I’d pretty much given up on the idea of ever seeing this one on the big screen, because of its all too brief appearance at the local multiplexes – but if ever a subject was designed for cinema viewing, Wild, with its magnificent vistas of mountains and prairies, is surely the one. So thank goodness for the FilmHouse, Edinburgh, a superb little independent that shows smaller ‘art house’ movies long after they’ve moved on from bigger venues. (If you’re ever in Edinburgh, do seek it out. It’s an object lesson in how to run an indie cinema.)
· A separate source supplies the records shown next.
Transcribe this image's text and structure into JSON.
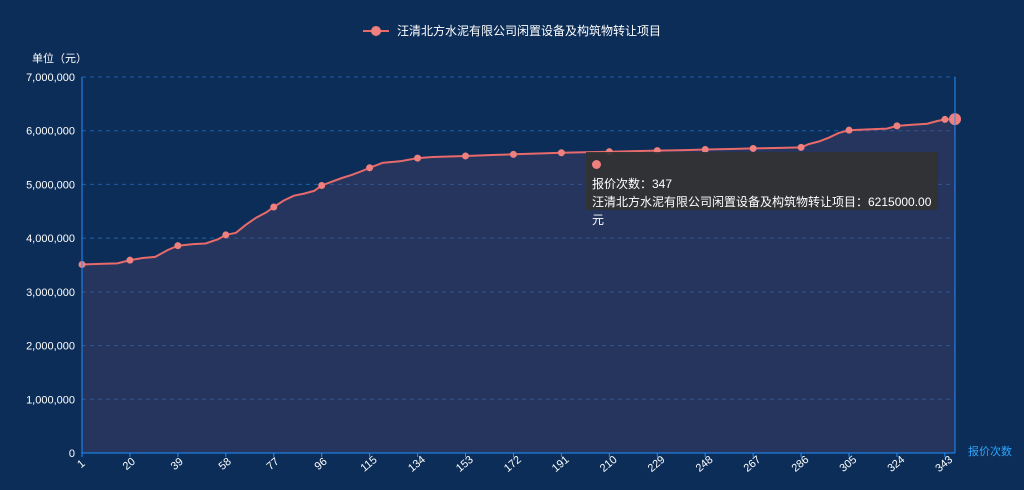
{
  "legend": {
    "series_name": "汪清北方水泥有限公司闲置设备及构筑物转让项目"
  },
  "tooltip": {
    "count_label": "报价次数：347",
    "value_label": "汪清北方水泥有限公司闲置设备及构筑物转让项目：6215000.00元"
  },
  "colors": {
    "background": "#0c2d57",
    "line": "#e86a6a",
    "marker": "#f0807d",
    "axis": "#1e90ff"
  },
  "chart_data": {
    "type": "line",
    "title": "",
    "xlabel": "报价次数",
    "ylabel": "单位（元）",
    "x_ticks": [
      "1",
      "20",
      "39",
      "58",
      "77",
      "96",
      "115",
      "134",
      "153",
      "172",
      "191",
      "210",
      "229",
      "248",
      "267",
      "286",
      "305",
      "324",
      "343"
    ],
    "y_ticks": [
      "0",
      "1,000,000",
      "2,000,000",
      "3,000,000",
      "4,000,000",
      "5,000,000",
      "6,000,000",
      "7,000,000"
    ],
    "xlim": [
      1,
      347
    ],
    "ylim": [
      0,
      7000000
    ],
    "grid": true,
    "legend_position": "top",
    "series": [
      {
        "name": "汪清北方水泥有限公司闲置设备及构筑物转让项目",
        "points": [
          [
            1,
            3510000
          ],
          [
            8,
            3520000
          ],
          [
            15,
            3530000
          ],
          [
            20,
            3590000
          ],
          [
            25,
            3630000
          ],
          [
            30,
            3650000
          ],
          [
            35,
            3780000
          ],
          [
            39,
            3860000
          ],
          [
            45,
            3890000
          ],
          [
            50,
            3900000
          ],
          [
            55,
            3980000
          ],
          [
            58,
            4060000
          ],
          [
            62,
            4100000
          ],
          [
            66,
            4250000
          ],
          [
            70,
            4380000
          ],
          [
            74,
            4480000
          ],
          [
            77,
            4580000
          ],
          [
            81,
            4700000
          ],
          [
            85,
            4790000
          ],
          [
            89,
            4830000
          ],
          [
            93,
            4880000
          ],
          [
            96,
            4980000
          ],
          [
            100,
            5050000
          ],
          [
            104,
            5120000
          ],
          [
            108,
            5180000
          ],
          [
            112,
            5250000
          ],
          [
            115,
            5310000
          ],
          [
            120,
            5400000
          ],
          [
            127,
            5430000
          ],
          [
            134,
            5490000
          ],
          [
            140,
            5510000
          ],
          [
            153,
            5530000
          ],
          [
            165,
            5550000
          ],
          [
            172,
            5560000
          ],
          [
            185,
            5580000
          ],
          [
            191,
            5590000
          ],
          [
            200,
            5600000
          ],
          [
            210,
            5610000
          ],
          [
            220,
            5620000
          ],
          [
            229,
            5630000
          ],
          [
            240,
            5640000
          ],
          [
            248,
            5650000
          ],
          [
            258,
            5660000
          ],
          [
            267,
            5670000
          ],
          [
            278,
            5680000
          ],
          [
            286,
            5690000
          ],
          [
            289,
            5750000
          ],
          [
            293,
            5800000
          ],
          [
            297,
            5870000
          ],
          [
            301,
            5960000
          ],
          [
            305,
            6010000
          ],
          [
            315,
            6030000
          ],
          [
            320,
            6040000
          ],
          [
            324,
            6090000
          ],
          [
            330,
            6110000
          ],
          [
            336,
            6130000
          ],
          [
            340,
            6180000
          ],
          [
            343,
            6210000
          ],
          [
            347,
            6215000
          ]
        ],
        "markers": [
          1,
          20,
          39,
          58,
          77,
          96,
          115,
          134,
          153,
          172,
          191,
          210,
          229,
          248,
          267,
          286,
          305,
          324,
          343,
          347
        ]
      }
    ]
  }
}
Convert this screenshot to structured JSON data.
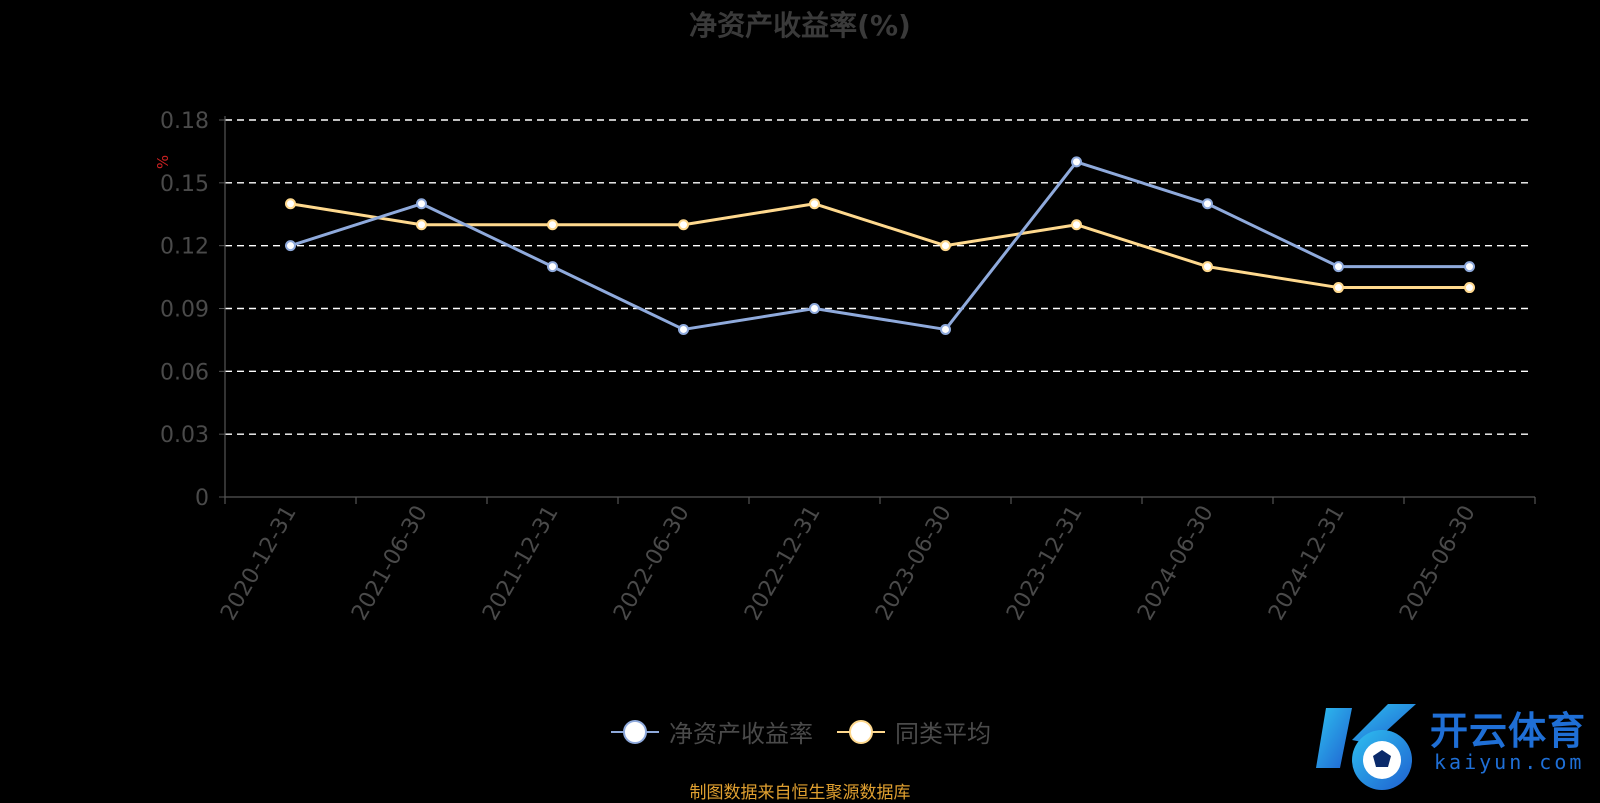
{
  "colors": {
    "background": "#000000",
    "series_roe": "#8faadc",
    "series_avg": "#ffd98e",
    "grid": "#ffffff",
    "axis": "#555555",
    "tick_label": "#4a4a4a",
    "title": "#3a3a3a",
    "source": "#e0a030",
    "brand": "#1f6fd6"
  },
  "watermark": {
    "name_cn": "开云体育",
    "name_en": "kaiyun.com"
  },
  "source_note": "制图数据来自恒生聚源数据库",
  "chart_data": {
    "type": "line",
    "title": "净资产收益率(%)",
    "ylabel": "%",
    "xlabel": "",
    "categories": [
      "2020-12-31",
      "2021-06-30",
      "2021-12-31",
      "2022-06-30",
      "2022-12-31",
      "2023-06-30",
      "2023-12-31",
      "2024-06-30",
      "2024-12-31",
      "2025-06-30"
    ],
    "series": [
      {
        "name": "净资产收益率",
        "color": "#8faadc",
        "values": [
          0.12,
          0.14,
          0.11,
          0.08,
          0.09,
          0.08,
          0.16,
          0.14,
          0.11,
          0.11
        ]
      },
      {
        "name": "同类平均",
        "color": "#ffd98e",
        "values": [
          0.14,
          0.13,
          0.13,
          0.13,
          0.14,
          0.12,
          0.13,
          0.11,
          0.1,
          0.1
        ]
      }
    ],
    "yticks": [
      "0",
      "0.03",
      "0.06",
      "0.09",
      "0.12",
      "0.15",
      "0.18"
    ],
    "ylim": [
      0,
      0.18
    ],
    "grid": true,
    "grid_style": "dashed",
    "legend_position": "bottom"
  }
}
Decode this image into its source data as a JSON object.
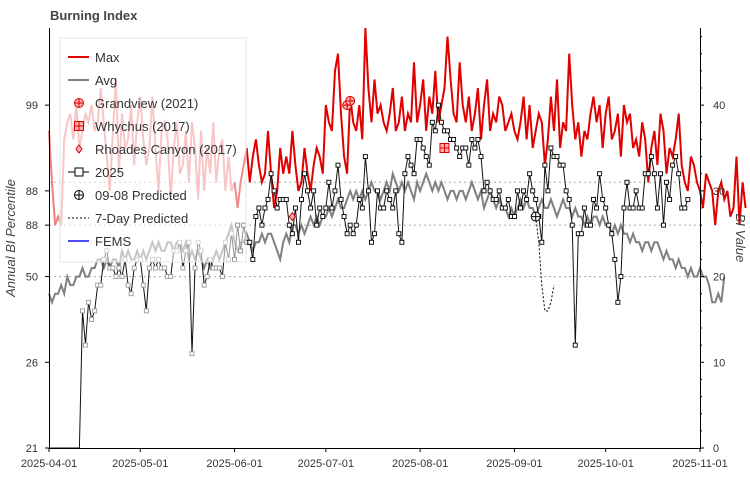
{
  "chart_data": {
    "type": "line",
    "title": "Burning Index",
    "xlabel": "",
    "ylabel_left": "Annual BI Percentile",
    "ylabel_right": "BI Value",
    "x_ticks": [
      "2025-04-01",
      "2025-05-01",
      "2025-06-01",
      "2025-07-01",
      "2025-08-01",
      "2025-09-01",
      "2025-10-01",
      "2025-11-01"
    ],
    "xlim": [
      "2025-04-01",
      "2025-11-01"
    ],
    "ylim_right": [
      0,
      49
    ],
    "right_ticks": [
      0,
      10,
      20,
      30,
      40
    ],
    "left_ticks": [
      {
        "label": "21",
        "bi": 0
      },
      {
        "label": "26",
        "bi": 10
      },
      {
        "label": "50",
        "bi": 20
      },
      {
        "label": "88",
        "bi": 26
      },
      {
        "label": "88",
        "bi": 30
      },
      {
        "label": "99",
        "bi": 40
      }
    ],
    "reference_lines_bi": [
      20,
      26,
      31
    ],
    "grid": false,
    "legend_placement": "top-left",
    "legend": [
      "Max",
      "Avg",
      "Grandview (2021)",
      "Whychus (2017)",
      "Rhoades Canyon (2017)",
      "2025",
      "09-08 Predicted",
      "7-Day Predicted",
      "FEMS"
    ],
    "colors": {
      "max": "#e00000",
      "max_faded": "#f08080",
      "avg": "#808080",
      "avg_faded": "#c0c0c0",
      "current": "#111111",
      "predicted": "#111111",
      "fems": "#4a4aff",
      "reference": "#aaaaaa"
    },
    "series": [
      {
        "name": "Max",
        "start": "2025-04-01",
        "values": [
          37,
          31,
          26,
          27,
          26,
          36,
          38,
          39,
          36,
          40,
          35,
          37,
          39,
          38,
          40,
          37,
          38,
          42,
          38,
          34,
          30,
          37,
          43,
          32,
          39,
          35,
          36,
          40,
          33,
          38,
          41,
          36,
          33,
          35,
          41,
          35,
          30,
          37,
          38,
          36,
          29,
          35,
          38,
          32,
          33,
          37,
          31,
          38,
          35,
          29,
          37,
          30,
          35,
          32,
          38,
          31,
          35,
          36,
          30,
          34,
          30,
          31,
          28,
          31,
          33,
          35,
          31,
          34,
          36,
          33,
          31,
          32,
          37,
          32,
          28,
          30,
          35,
          32,
          34,
          32,
          37,
          33,
          30,
          31,
          35,
          32,
          30,
          33,
          35,
          34,
          32,
          40,
          38,
          37,
          44,
          46,
          39,
          34,
          32,
          41,
          38,
          37,
          40,
          36,
          49,
          42,
          38,
          43,
          39,
          40,
          38,
          37,
          39,
          42,
          37,
          38,
          41,
          37,
          39,
          38,
          45,
          38,
          40,
          43,
          37,
          41,
          39,
          44,
          38,
          40,
          42,
          48,
          43,
          39,
          38,
          45,
          40,
          38,
          41,
          37,
          39,
          42,
          36,
          40,
          43,
          37,
          39,
          38,
          41,
          40,
          37,
          38,
          39,
          37,
          36,
          38,
          41,
          36,
          40,
          35,
          37,
          39,
          38,
          33,
          36,
          41,
          37,
          43,
          35,
          38,
          37,
          46,
          40,
          36,
          38,
          34,
          37,
          36,
          39,
          41,
          38,
          40,
          35,
          39,
          41,
          36,
          37,
          39,
          34,
          40,
          38,
          39,
          35,
          36,
          34,
          38,
          36,
          31,
          35,
          37,
          33,
          39,
          37,
          32,
          35,
          34,
          36,
          39,
          33,
          31,
          30,
          34,
          33,
          31,
          30,
          28,
          32,
          31,
          30,
          26,
          30,
          31,
          29,
          30,
          27,
          28,
          34,
          26,
          31,
          28
        ]
      },
      {
        "name": "Avg",
        "start": "2025-04-01",
        "values": [
          18,
          17,
          18,
          18,
          19,
          18,
          20,
          19,
          19,
          20,
          20,
          21,
          20,
          20,
          21,
          21,
          22,
          22,
          21,
          22,
          21,
          22,
          22,
          21,
          23,
          22,
          23,
          22,
          22,
          23,
          22,
          23,
          22,
          23,
          24,
          23,
          24,
          23,
          23,
          24,
          24,
          23,
          24,
          24,
          23,
          24,
          22,
          23,
          22,
          23,
          22,
          21,
          22,
          21,
          22,
          23,
          22,
          23,
          24,
          25,
          26,
          24,
          23,
          24,
          24,
          25,
          24,
          23,
          24,
          24,
          25,
          24,
          25,
          25,
          24,
          23,
          22,
          24,
          25,
          24,
          26,
          26,
          25,
          26,
          25,
          26,
          27,
          26,
          27,
          26,
          27,
          27,
          28,
          27,
          28,
          29,
          28,
          28,
          29,
          30,
          29,
          30,
          29,
          30,
          29,
          30,
          31,
          30,
          30,
          29,
          30,
          31,
          30,
          32,
          31,
          30,
          31,
          30,
          31,
          30,
          29,
          31,
          30,
          31,
          32,
          31,
          30,
          31,
          30,
          31,
          30,
          29,
          30,
          30,
          29,
          30,
          30,
          29,
          30,
          31,
          30,
          29,
          30,
          28,
          29,
          30,
          29,
          28,
          29,
          28,
          28,
          27,
          28,
          27,
          28,
          29,
          28,
          29,
          28,
          28,
          27,
          28,
          29,
          28,
          28,
          29,
          28,
          27,
          28,
          29,
          28,
          28,
          27,
          28,
          27,
          27,
          26,
          27,
          26,
          27,
          27,
          26,
          27,
          26,
          26,
          25,
          26,
          25,
          26,
          25,
          25,
          24,
          25,
          24,
          24,
          23,
          24,
          24,
          23,
          24,
          24,
          23,
          22,
          23,
          22,
          22,
          21,
          22,
          21,
          21,
          20,
          21,
          20,
          20,
          21,
          20,
          20,
          19,
          17,
          17,
          18,
          17,
          20
        ]
      },
      {
        "name": "2025",
        "start": "2025-04-01",
        "values": [
          0,
          0,
          0,
          0,
          0,
          0,
          0,
          0,
          0,
          0,
          0,
          16,
          12,
          17,
          15,
          16,
          19,
          19,
          22,
          23,
          21,
          21,
          20,
          21,
          20,
          22,
          19,
          18,
          21,
          22,
          22,
          19,
          16,
          21,
          22,
          21,
          22,
          21,
          21,
          20,
          20,
          23,
          23,
          24,
          21,
          23,
          24,
          11,
          21,
          24,
          23,
          19,
          20,
          22,
          21,
          21,
          21,
          20,
          24,
          22,
          25,
          22,
          26,
          23,
          26,
          24,
          24,
          22,
          27,
          28,
          26,
          28,
          29,
          32,
          30,
          28,
          29,
          29,
          29,
          26,
          25,
          28,
          24,
          29,
          32,
          30,
          28,
          30,
          26,
          28,
          27,
          28,
          31,
          28,
          30,
          33,
          29,
          27,
          25,
          26,
          25,
          26,
          29,
          28,
          34,
          30,
          24,
          25,
          30,
          28,
          28,
          30,
          29,
          28,
          30,
          25,
          24,
          32,
          34,
          33,
          32,
          36,
          36,
          35,
          34,
          33,
          38,
          37,
          40,
          38,
          37,
          37,
          36,
          36,
          35,
          34,
          35,
          35,
          33,
          36,
          35,
          36,
          34,
          30,
          31,
          30,
          29,
          29,
          30,
          28,
          28,
          29,
          27,
          27,
          30,
          28,
          30,
          29,
          32,
          30,
          29,
          27,
          24,
          33,
          30,
          35,
          34,
          34,
          33,
          33,
          30,
          29,
          26,
          12,
          25,
          25,
          28,
          26,
          26,
          29,
          28,
          32,
          29,
          28,
          26,
          25,
          22,
          17,
          20,
          28,
          31,
          28,
          28,
          30,
          28,
          28,
          32,
          32,
          34,
          32,
          28,
          32,
          26,
          31,
          29,
          33,
          34,
          32,
          28,
          28,
          29
        ]
      },
      {
        "name": "09-08 Predicted",
        "start": "2025-09-08",
        "values": [
          27
        ]
      },
      {
        "name": "7-Day Predicted",
        "start": "2025-09-08",
        "values": [
          27,
          24,
          19,
          16,
          16,
          17,
          19
        ]
      },
      {
        "name": "Grandview (2021)",
        "points": [
          {
            "x": "2025-07-08",
            "y": 40
          },
          {
            "x": "2025-07-09",
            "y": 40.5
          }
        ]
      },
      {
        "name": "Whychus (2017)",
        "points": [
          {
            "x": "2025-08-09",
            "y": 35
          }
        ]
      },
      {
        "name": "Rhoades Canyon (2017)",
        "points": [
          {
            "x": "2025-06-20",
            "y": 27
          }
        ]
      },
      {
        "name": "FEMS",
        "values": []
      }
    ]
  }
}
Wild is based on the autobiography of Cheryl Strayed (not so much a name as a job description) who after the  death of her beloved mother, Bobbi (Laura Dern) has slipped into a life of heroin addiction and infidelity. Newly divorced from her long-suffering husband, Paul (Thomas Sadoski) she decides she needs to spend a little time on her own and rashly sets out to walk the Pacific Crest Trail, a distance of over one thousand miles. (It should perhaps be pointed out that Strayed had no previous experience of hiking, just a burning desire to complete the self-imposed task.) What follows is an account of her travels and the people she meets en route, cleverly intercut with flashbacks to earlier memories. Ably directed by Jean Marc Valleé, this is an engaging story with some fine location photography and a solid performance from Reece Witherpoon, who manages to convincingly play Strayed at all stages of her life (including, annoyingly, her college years.) If the overall effect is less powerful than say Into The Wild, a film with which it will inevitably be compared, it’s nonetheless very watchable and its only slightly marred by an ending that wanders rather too deeply into fridge magnet territory.

In what has becomes a popular trope amongst film makers, a sequence of photographs over the end credits show the real Cheryl Strayed and demonstrate how accurately Valleé and his crew reconstructed events.